Weekend Update 26/11/2016 – Uncertainty!

“As far as the laws of mathematics refer to reality, they are not certain; and as far as they are certain, they do not refer to reality.”

Albert Einstein

This weekend, uncertainty. Does OPEC have a deal to cap production and raise prices on November 30? Probably not. Will Italy’s reform referendum pass next weekend? Probably not. Was Donald Trump actually the winner in Wisconsin, Michigan and Pennsylvania? Hopefully yes, it creates one almighty political mess if he wasn’t, to say nothing about bursting the bubble of Trumpmania. Amid all this uncertainty, China flexed its muscles on Friday.

Below, an uncertain weekend.

Saudis Said to Quit Russia Talks as OPEC Deal No Closer

November 25, 2016 — 2:34 PM GMT Updated on November 26, 2016 — 12:01 AM GMT
Saudi Arabia pulled out of planned talks with non-OPEC nations including Russia as disagreements about how to share the burden of supply cuts stood in the way of a deal to boost prices just days before a make-or-break meeting in Vienna.

OPEC officials were scheduled to meet with non-members including Russia on Monday before a ministerial meeting in Vienna two days later. The meeting was later canceled entirely after the Saudis decided not to take part.

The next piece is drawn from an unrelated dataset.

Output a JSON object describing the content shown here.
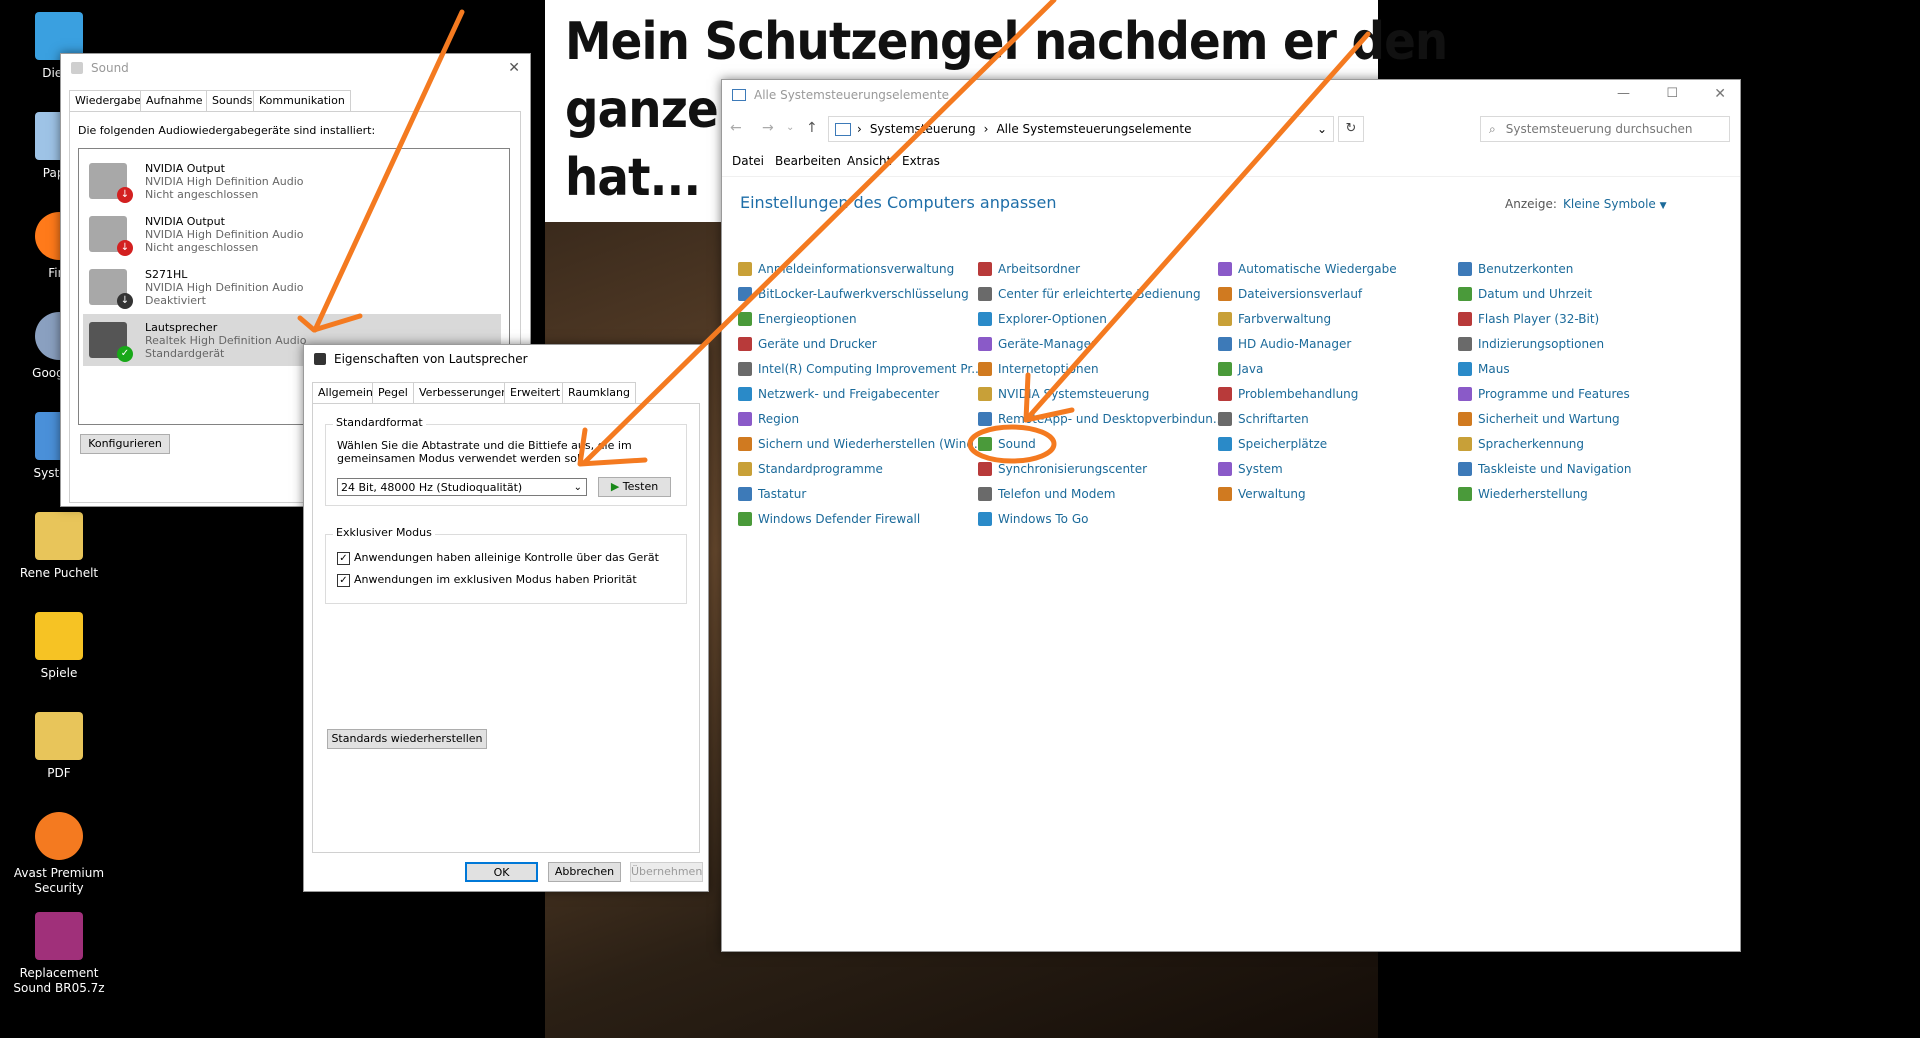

Instead, the group called another internal meeting to try to resolve its own differences, particularly the question of whether Iran and Iraq are willing to cut production, said two delegates, asking not to be identified because the deliberations are sensitive. Saudi Arabia wants an OPEC deal in place before conversations with other producers such as Russia, one delegate said.

The setback suggests that Saudi Arabia remains split from its two biggest Middle Eastern rivals at the Organization of Petroleum Exporting Countries. Iran insists it should be allowed to restore output to pre-sanctions levels, while it remains unclear if Iraq is still disputing the OPEC supply estimates that would provide the basis for any cuts. With less than a week until the crucial ministerial meeting, the refusal of just one major producer to participate could scuttle the whole of the agreement reached in September in Algiers.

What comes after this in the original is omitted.